Cuban baseball player (born 1997)

Yariel Humberto Rodríguez Yordy (born March 10, 1997) is a Cuban professional baseball pitcher in the Toronto Blue Jays organization. He has previously played in Nippon Professional Baseball (NPB) for the Chunichi Dragons. He has also played in the Cuban National Series for Ganaderos de Camagüey and for the Cuba national baseball team in international competitions.

==Professional career==
===Chunichi Dragons===
Rodríguez had previously been linked with the Fukuoka SoftBank Hawks of Nippon Professional Baseball (NPB) before signing with NPB's Chunichi Dragons on a development deal on January 26, 2020. Rodríguez recorded a 3–4 win–loss record and 4.12 earned run average (ERA) in 11 appearances in his first year with Chunichi.

In 2021, Rodríguez made 12 appearances with Chunichi's main team, posting a 1–4 record and 3.65 ERA with 61 strikeouts in 61 2/3 innings pitched. In 2022, he pitched in 56 games for the club, logging a 6–2 record and a 1.15 ERA with 60 strikeouts in 54 2/3 innings of work. He was named the Central League Most Valuable Setup Pitcher following the season.

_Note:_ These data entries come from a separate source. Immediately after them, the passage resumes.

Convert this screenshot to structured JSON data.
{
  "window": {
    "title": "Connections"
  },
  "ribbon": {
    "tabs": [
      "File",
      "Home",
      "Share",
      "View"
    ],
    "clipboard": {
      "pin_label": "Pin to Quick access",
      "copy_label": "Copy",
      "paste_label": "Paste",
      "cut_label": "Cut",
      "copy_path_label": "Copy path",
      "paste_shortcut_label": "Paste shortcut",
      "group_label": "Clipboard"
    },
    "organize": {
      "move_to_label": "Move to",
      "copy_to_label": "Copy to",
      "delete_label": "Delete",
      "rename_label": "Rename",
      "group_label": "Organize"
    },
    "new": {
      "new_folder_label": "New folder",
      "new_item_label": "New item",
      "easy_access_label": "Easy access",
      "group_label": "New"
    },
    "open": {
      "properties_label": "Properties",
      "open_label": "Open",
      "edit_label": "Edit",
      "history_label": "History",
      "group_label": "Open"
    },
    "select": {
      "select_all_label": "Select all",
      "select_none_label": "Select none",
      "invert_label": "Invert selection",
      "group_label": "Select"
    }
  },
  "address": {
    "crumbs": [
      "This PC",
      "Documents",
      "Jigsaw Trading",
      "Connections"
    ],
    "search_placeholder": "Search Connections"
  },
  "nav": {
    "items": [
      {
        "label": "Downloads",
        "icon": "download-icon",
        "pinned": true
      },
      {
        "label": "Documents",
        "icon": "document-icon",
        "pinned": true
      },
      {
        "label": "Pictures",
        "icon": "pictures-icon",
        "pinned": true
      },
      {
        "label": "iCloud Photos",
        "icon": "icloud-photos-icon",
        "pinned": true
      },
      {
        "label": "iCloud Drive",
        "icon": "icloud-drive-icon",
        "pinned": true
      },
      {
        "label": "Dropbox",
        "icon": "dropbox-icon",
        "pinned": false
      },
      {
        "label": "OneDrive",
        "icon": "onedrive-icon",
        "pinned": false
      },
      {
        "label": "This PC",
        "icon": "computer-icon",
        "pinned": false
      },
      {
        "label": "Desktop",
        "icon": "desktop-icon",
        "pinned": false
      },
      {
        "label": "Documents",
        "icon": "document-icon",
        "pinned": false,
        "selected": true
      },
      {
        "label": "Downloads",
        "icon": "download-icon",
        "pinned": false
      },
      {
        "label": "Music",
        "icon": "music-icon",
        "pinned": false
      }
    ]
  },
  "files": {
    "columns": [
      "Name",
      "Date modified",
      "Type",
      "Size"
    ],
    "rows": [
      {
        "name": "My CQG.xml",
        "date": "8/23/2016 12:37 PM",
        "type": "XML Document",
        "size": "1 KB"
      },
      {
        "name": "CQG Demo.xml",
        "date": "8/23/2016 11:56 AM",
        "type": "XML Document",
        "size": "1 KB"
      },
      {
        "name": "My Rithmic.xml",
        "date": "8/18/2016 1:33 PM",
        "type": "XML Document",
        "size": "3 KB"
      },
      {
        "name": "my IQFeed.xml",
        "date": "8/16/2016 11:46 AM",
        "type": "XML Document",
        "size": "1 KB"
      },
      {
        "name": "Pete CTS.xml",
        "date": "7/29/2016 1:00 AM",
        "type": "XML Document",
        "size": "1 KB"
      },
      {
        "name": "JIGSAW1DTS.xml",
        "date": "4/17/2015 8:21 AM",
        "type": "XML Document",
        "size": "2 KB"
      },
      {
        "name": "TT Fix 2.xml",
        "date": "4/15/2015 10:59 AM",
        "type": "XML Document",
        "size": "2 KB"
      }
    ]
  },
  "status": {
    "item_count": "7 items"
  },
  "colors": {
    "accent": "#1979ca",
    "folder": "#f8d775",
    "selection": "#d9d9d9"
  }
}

On January 26, 2023, Rodríguez was selected for the Cuban national team for the fifth World Baseball Classic (WBC) with two players from Chunichi Dragons. In the WBC, Rodríguez started two games, pitching a total of 7.1 innings with 2.45 ERA. After Cuba was eliminated by the United States in the semifinals, Rodríguez returned to Cuba.

On March 28, 2023, Rodríguez unilaterally left the Dragons to seek a contract with a Major League Baseball (MLB) team. The Dragons have declared that the contract with Rodríguez is still valid.

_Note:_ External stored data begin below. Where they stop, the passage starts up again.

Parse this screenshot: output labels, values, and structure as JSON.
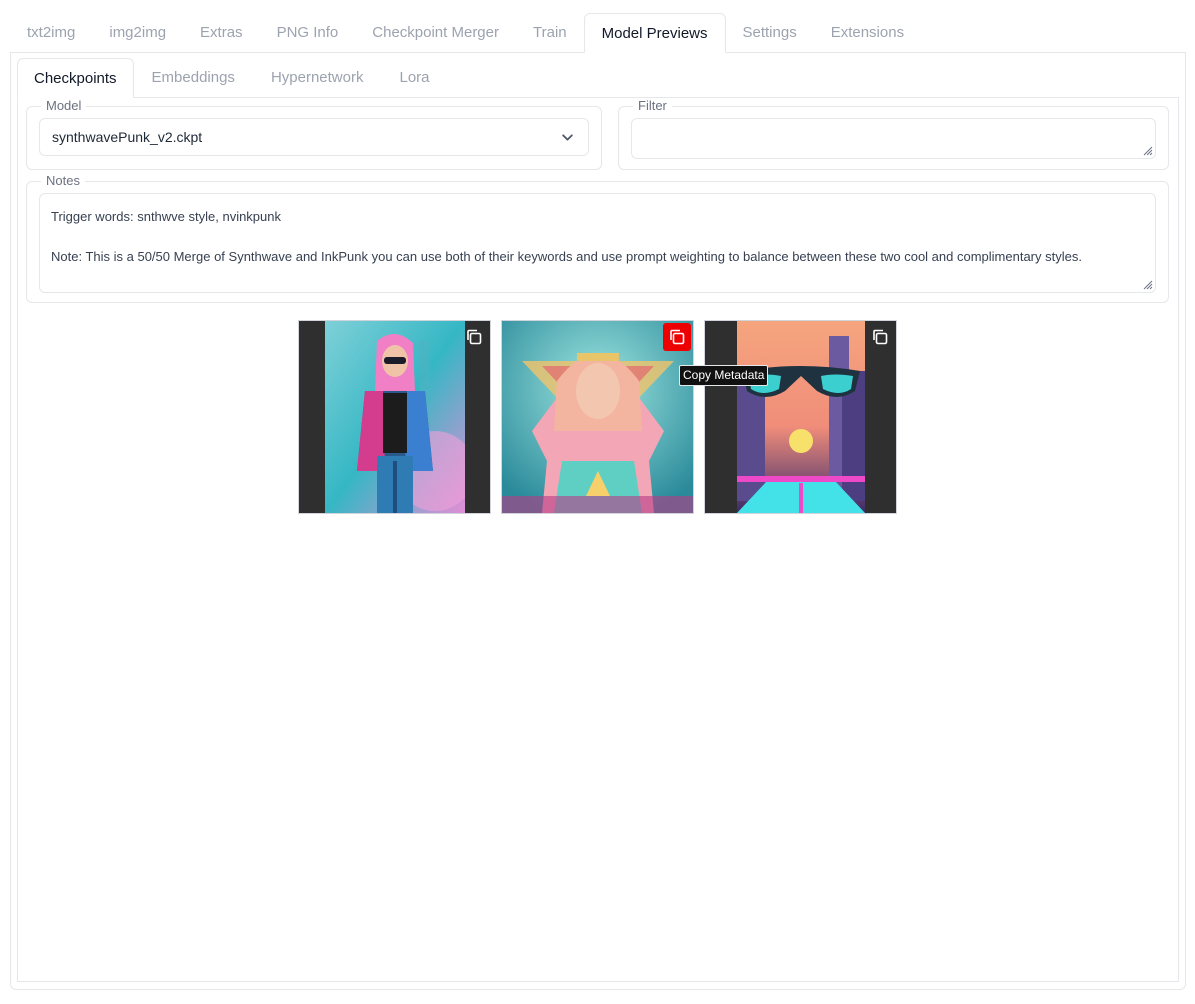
{
  "top_tabs": [
    {
      "label": "txt2img",
      "active": false
    },
    {
      "label": "img2img",
      "active": false
    },
    {
      "label": "Extras",
      "active": false
    },
    {
      "label": "PNG Info",
      "active": false
    },
    {
      "label": "Checkpoint Merger",
      "active": false
    },
    {
      "label": "Train",
      "active": false
    },
    {
      "label": "Model Previews",
      "active": true
    },
    {
      "label": "Settings",
      "active": false
    },
    {
      "label": "Extensions",
      "active": false
    }
  ],
  "sub_tabs": [
    {
      "label": "Checkpoints",
      "active": true
    },
    {
      "label": "Embeddings",
      "active": false
    },
    {
      "label": "Hypernetwork",
      "active": false
    },
    {
      "label": "Lora",
      "active": false
    }
  ],
  "model": {
    "label": "Model",
    "selected": "synthwavePunk_v2.ckpt",
    "icon": "chevron-down-icon"
  },
  "filter": {
    "label": "Filter",
    "value": ""
  },
  "notes": {
    "label": "Notes",
    "line1": "Trigger words: snthwve style, nvinkpunk",
    "line2": "Note: This is a 50/50 Merge of Synthwave and InkPunk you can use both of their keywords and use prompt weighting to balance between these two cool and complimentary styles."
  },
  "gallery": {
    "tooltip": "Copy Metadata",
    "copy_icon": "copy-icon",
    "hover_color": "#ef0000",
    "images": [
      {
        "subject": "woman in leather jacket"
      },
      {
        "subject": "woman with crown"
      },
      {
        "subject": "sunglasses city sunset"
      }
    ]
  }
}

On that same day (March 28, 2023), the Baseball Federation of Cuba (FCB) stated that Rodriguez's contract "ensured up to $10 million in damages, and Rodríguez may not be hired by any other club or third party without the express authorization of the Federation."

On October 5, Rodríguez was officially released by Chunichi, and it was reported that he would look to sign an MLB contract.

===Toronto Blue Jays===
On February 9, 2024, Rodríguez signed a five-year, $32 million contract with the Toronto Blue Jays. He was optioned to the Triple–A Buffalo Bisons to begin the regular season. On April 13, Rodríguez was promoted to the major leagues for the first time.

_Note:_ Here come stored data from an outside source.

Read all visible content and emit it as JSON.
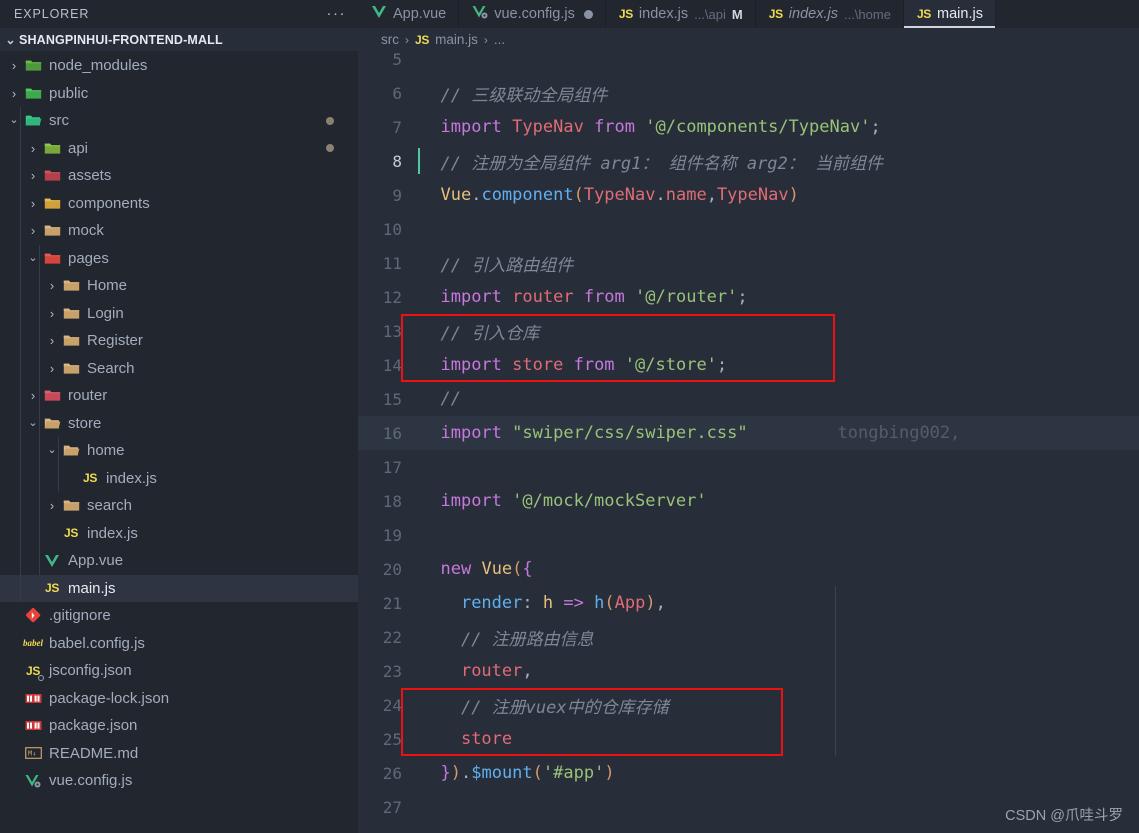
{
  "sidebar": {
    "header_title": "EXPLORER",
    "more_actions": "···",
    "root_label": "SHANGPINHUI-FRONTEND-MALL",
    "items": [
      {
        "label": "node_modules",
        "icon": "nodejs-folder-icon",
        "depth": 0,
        "state": "collapsed",
        "kind": "folder",
        "dirty": false
      },
      {
        "label": "public",
        "icon": "public-folder-icon",
        "depth": 0,
        "state": "collapsed",
        "kind": "folder",
        "dirty": false
      },
      {
        "label": "src",
        "icon": "src-folder-icon",
        "depth": 0,
        "state": "expanded",
        "kind": "folder",
        "dirty": true
      },
      {
        "label": "api",
        "icon": "api-folder-icon",
        "depth": 1,
        "state": "collapsed",
        "kind": "folder",
        "dirty": true
      },
      {
        "label": "assets",
        "icon": "assets-folder-icon",
        "depth": 1,
        "state": "collapsed",
        "kind": "folder",
        "dirty": false
      },
      {
        "label": "components",
        "icon": "components-folder-icon",
        "depth": 1,
        "state": "collapsed",
        "kind": "folder",
        "dirty": false
      },
      {
        "label": "mock",
        "icon": "folder-icon",
        "depth": 1,
        "state": "collapsed",
        "kind": "folder",
        "dirty": false
      },
      {
        "label": "pages",
        "icon": "pages-folder-icon",
        "depth": 1,
        "state": "expanded",
        "kind": "folder",
        "dirty": false
      },
      {
        "label": "Home",
        "icon": "folder-icon",
        "depth": 2,
        "state": "collapsed",
        "kind": "folder",
        "dirty": false
      },
      {
        "label": "Login",
        "icon": "folder-icon",
        "depth": 2,
        "state": "collapsed",
        "kind": "folder",
        "dirty": false
      },
      {
        "label": "Register",
        "icon": "folder-icon",
        "depth": 2,
        "state": "collapsed",
        "kind": "folder",
        "dirty": false
      },
      {
        "label": "Search",
        "icon": "folder-icon",
        "depth": 2,
        "state": "collapsed",
        "kind": "folder",
        "dirty": false
      },
      {
        "label": "router",
        "icon": "router-folder-icon",
        "depth": 1,
        "state": "collapsed",
        "kind": "folder",
        "dirty": false
      },
      {
        "label": "store",
        "icon": "folder-open-icon",
        "depth": 1,
        "state": "expanded",
        "kind": "folder",
        "dirty": false
      },
      {
        "label": "home",
        "icon": "folder-open-icon",
        "depth": 2,
        "state": "expanded",
        "kind": "folder",
        "dirty": false
      },
      {
        "label": "index.js",
        "icon": "js-file-icon",
        "depth": 3,
        "state": "none",
        "kind": "file",
        "dirty": false
      },
      {
        "label": "search",
        "icon": "folder-icon",
        "depth": 2,
        "state": "collapsed",
        "kind": "folder",
        "dirty": false
      },
      {
        "label": "index.js",
        "icon": "js-file-icon",
        "depth": 2,
        "state": "none",
        "kind": "file",
        "dirty": false
      },
      {
        "label": "App.vue",
        "icon": "vue-file-icon",
        "depth": 1,
        "state": "none",
        "kind": "file",
        "dirty": false
      },
      {
        "label": "main.js",
        "icon": "js-file-icon",
        "depth": 1,
        "state": "none",
        "kind": "file",
        "dirty": false,
        "selected": true
      },
      {
        "label": ".gitignore",
        "icon": "git-file-icon",
        "depth": 0,
        "state": "none",
        "kind": "file",
        "dirty": false
      },
      {
        "label": "babel.config.js",
        "icon": "babel-file-icon",
        "depth": 0,
        "state": "none",
        "kind": "file",
        "dirty": false
      },
      {
        "label": "jsconfig.json",
        "icon": "jsconfig-file-icon",
        "depth": 0,
        "state": "none",
        "kind": "file",
        "dirty": false
      },
      {
        "label": "package-lock.json",
        "icon": "npm-file-icon",
        "depth": 0,
        "state": "none",
        "kind": "file",
        "dirty": false
      },
      {
        "label": "package.json",
        "icon": "npm-file-icon",
        "depth": 0,
        "state": "none",
        "kind": "file",
        "dirty": false
      },
      {
        "label": "README.md",
        "icon": "markdown-file-icon",
        "depth": 0,
        "state": "none",
        "kind": "file",
        "dirty": false
      },
      {
        "label": "vue.config.js",
        "icon": "vue-config-file-icon",
        "depth": 0,
        "state": "none",
        "kind": "file",
        "dirty": false
      }
    ]
  },
  "tabs": [
    {
      "name": "App.vue",
      "path": "",
      "badge": "",
      "icon": "vue-file-icon",
      "active": false,
      "preview": false,
      "dirty": false
    },
    {
      "name": "vue.config.js",
      "path": "",
      "badge": "",
      "icon": "vue-config-file-icon",
      "active": false,
      "preview": false,
      "dirty": true
    },
    {
      "name": "index.js",
      "path": "...\\api",
      "badge": "M",
      "icon": "js-file-icon",
      "active": false,
      "preview": false,
      "dirty": false
    },
    {
      "name": "index.js",
      "path": "...\\home",
      "badge": "",
      "icon": "js-file-icon",
      "active": false,
      "preview": true,
      "dirty": false
    },
    {
      "name": "main.js",
      "path": "",
      "badge": "",
      "icon": "js-file-icon",
      "active": true,
      "preview": false,
      "dirty": false
    }
  ],
  "breadcrumb": {
    "folder": "src",
    "file": "main.js",
    "ellipsis": "...",
    "separator": "›"
  },
  "editor": {
    "blame_annotation": "tongbing002,",
    "highlighted_line": 16,
    "cursor_line": 8,
    "lines": [
      {
        "n": 5,
        "tokens": []
      },
      {
        "n": 6,
        "tokens": [
          {
            "t": "  ",
            "c": "pun"
          },
          {
            "t": "// 三级联动全局组件",
            "c": "cmt"
          }
        ]
      },
      {
        "n": 7,
        "tokens": [
          {
            "t": "  ",
            "c": "pun"
          },
          {
            "t": "import",
            "c": "kw"
          },
          {
            "t": " ",
            "c": "pun"
          },
          {
            "t": "TypeNav",
            "c": "var"
          },
          {
            "t": " ",
            "c": "pun"
          },
          {
            "t": "from",
            "c": "kw"
          },
          {
            "t": " ",
            "c": "pun"
          },
          {
            "t": "'@/components/TypeNav'",
            "c": "str"
          },
          {
            "t": ";",
            "c": "pun"
          }
        ]
      },
      {
        "n": 8,
        "tokens": [
          {
            "t": "  ",
            "c": "pun"
          },
          {
            "t": "// 注册为全局组件 arg1： 组件名称 arg2： 当前组件",
            "c": "cmt"
          }
        ]
      },
      {
        "n": 9,
        "tokens": [
          {
            "t": "  ",
            "c": "pun"
          },
          {
            "t": "Vue",
            "c": "cls"
          },
          {
            "t": ".",
            "c": "pun"
          },
          {
            "t": "component",
            "c": "fn"
          },
          {
            "t": "(",
            "c": "par"
          },
          {
            "t": "TypeNav",
            "c": "var"
          },
          {
            "t": ".",
            "c": "pun"
          },
          {
            "t": "name",
            "c": "var"
          },
          {
            "t": ",",
            "c": "pun"
          },
          {
            "t": "TypeNav",
            "c": "var"
          },
          {
            "t": ")",
            "c": "par"
          }
        ]
      },
      {
        "n": 10,
        "tokens": []
      },
      {
        "n": 11,
        "tokens": [
          {
            "t": "  ",
            "c": "pun"
          },
          {
            "t": "// 引入路由组件",
            "c": "cmt"
          }
        ]
      },
      {
        "n": 12,
        "tokens": [
          {
            "t": "  ",
            "c": "pun"
          },
          {
            "t": "import",
            "c": "kw"
          },
          {
            "t": " ",
            "c": "pun"
          },
          {
            "t": "router",
            "c": "var"
          },
          {
            "t": " ",
            "c": "pun"
          },
          {
            "t": "from",
            "c": "kw"
          },
          {
            "t": " ",
            "c": "pun"
          },
          {
            "t": "'@/router'",
            "c": "str"
          },
          {
            "t": ";",
            "c": "pun"
          }
        ]
      },
      {
        "n": 13,
        "tokens": [
          {
            "t": "  ",
            "c": "pun"
          },
          {
            "t": "// 引入仓库",
            "c": "cmt"
          }
        ]
      },
      {
        "n": 14,
        "tokens": [
          {
            "t": "  ",
            "c": "pun"
          },
          {
            "t": "import",
            "c": "kw"
          },
          {
            "t": " ",
            "c": "pun"
          },
          {
            "t": "store",
            "c": "var"
          },
          {
            "t": " ",
            "c": "pun"
          },
          {
            "t": "from",
            "c": "kw"
          },
          {
            "t": " ",
            "c": "pun"
          },
          {
            "t": "'@/store'",
            "c": "str"
          },
          {
            "t": ";",
            "c": "pun"
          }
        ]
      },
      {
        "n": 15,
        "tokens": [
          {
            "t": "  ",
            "c": "pun"
          },
          {
            "t": "//",
            "c": "cmt"
          }
        ]
      },
      {
        "n": 16,
        "tokens": [
          {
            "t": "  ",
            "c": "pun"
          },
          {
            "t": "import",
            "c": "kw"
          },
          {
            "t": " ",
            "c": "pun"
          },
          {
            "t": "\"swiper/css/swiper.css\"",
            "c": "str"
          }
        ]
      },
      {
        "n": 17,
        "tokens": []
      },
      {
        "n": 18,
        "tokens": [
          {
            "t": "  ",
            "c": "pun"
          },
          {
            "t": "import",
            "c": "kw"
          },
          {
            "t": " ",
            "c": "pun"
          },
          {
            "t": "'@/mock/mockServer'",
            "c": "str"
          }
        ]
      },
      {
        "n": 19,
        "tokens": []
      },
      {
        "n": 20,
        "tokens": [
          {
            "t": "  ",
            "c": "pun"
          },
          {
            "t": "new",
            "c": "kw"
          },
          {
            "t": " ",
            "c": "pun"
          },
          {
            "t": "Vue",
            "c": "cls"
          },
          {
            "t": "(",
            "c": "par"
          },
          {
            "t": "{",
            "c": "par2"
          }
        ]
      },
      {
        "n": 21,
        "tokens": [
          {
            "t": "    ",
            "c": "pun"
          },
          {
            "t": "render",
            "c": "prop"
          },
          {
            "t": ": ",
            "c": "pun"
          },
          {
            "t": "h",
            "c": "cls"
          },
          {
            "t": " ",
            "c": "pun"
          },
          {
            "t": "=>",
            "c": "kw"
          },
          {
            "t": " ",
            "c": "pun"
          },
          {
            "t": "h",
            "c": "fn"
          },
          {
            "t": "(",
            "c": "par"
          },
          {
            "t": "App",
            "c": "var"
          },
          {
            "t": ")",
            "c": "par"
          },
          {
            "t": ",",
            "c": "pun"
          }
        ]
      },
      {
        "n": 22,
        "tokens": [
          {
            "t": "    ",
            "c": "pun"
          },
          {
            "t": "// 注册路由信息",
            "c": "cmt"
          }
        ]
      },
      {
        "n": 23,
        "tokens": [
          {
            "t": "    ",
            "c": "pun"
          },
          {
            "t": "router",
            "c": "var"
          },
          {
            "t": ",",
            "c": "pun"
          }
        ]
      },
      {
        "n": 24,
        "tokens": [
          {
            "t": "    ",
            "c": "pun"
          },
          {
            "t": "// 注册vuex中的仓库存储",
            "c": "cmt"
          }
        ]
      },
      {
        "n": 25,
        "tokens": [
          {
            "t": "    ",
            "c": "pun"
          },
          {
            "t": "store",
            "c": "var"
          }
        ]
      },
      {
        "n": 26,
        "tokens": [
          {
            "t": "  ",
            "c": "pun"
          },
          {
            "t": "}",
            "c": "par2"
          },
          {
            "t": ")",
            "c": "par"
          },
          {
            "t": ".",
            "c": "pun"
          },
          {
            "t": "$mount",
            "c": "fn"
          },
          {
            "t": "(",
            "c": "par"
          },
          {
            "t": "'#app'",
            "c": "str"
          },
          {
            "t": ")",
            "c": "par"
          }
        ]
      },
      {
        "n": 27,
        "tokens": []
      }
    ],
    "annotations": [
      {
        "name": "store-import-highlight",
        "lines": [
          13,
          14
        ]
      },
      {
        "name": "store-register-highlight",
        "lines": [
          24,
          25
        ]
      }
    ]
  },
  "watermark": "CSDN @爪哇斗罗",
  "colors": {
    "accent_red": "#ee1111",
    "sidebar_bg": "#21262f",
    "editor_bg": "#272d39",
    "selection_bg": "#2e3442"
  }
}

On December 6, 2025, Rodríguez was removed from the 40-man roster and sent outright to Triple-A Buffalo.

Rodríguez was assigned to Triple-A Buffalo to begin the 2026 season. On May 11, 2026, the Blue Jays selected Rodríguez's contract, adding him to their active roster. In 10 appearances for Toronto, he struggled to an 0-1 record and 7.71 ERA with six strikeouts across 9 1/3 innings pitched. On June 8, Rodríguez was designated for assignment by the Blue Jays following Tommy Nance's activation from the injured list. He cleared waivers and was sent outright to Buffalo on June 12.

==Pitching style==
As a reliever, Rodríguez throws a fastball topping out at 100. mph and a slider as his two primary pitches.

==International career==
Rodríguez was part of the Cuba national baseball team at the 2019 WBSC Premier12 tournament. He started the first game of the 2023 World Baseball Classic for Cuba, striking out six and giving up one run in four innings against the Netherlands.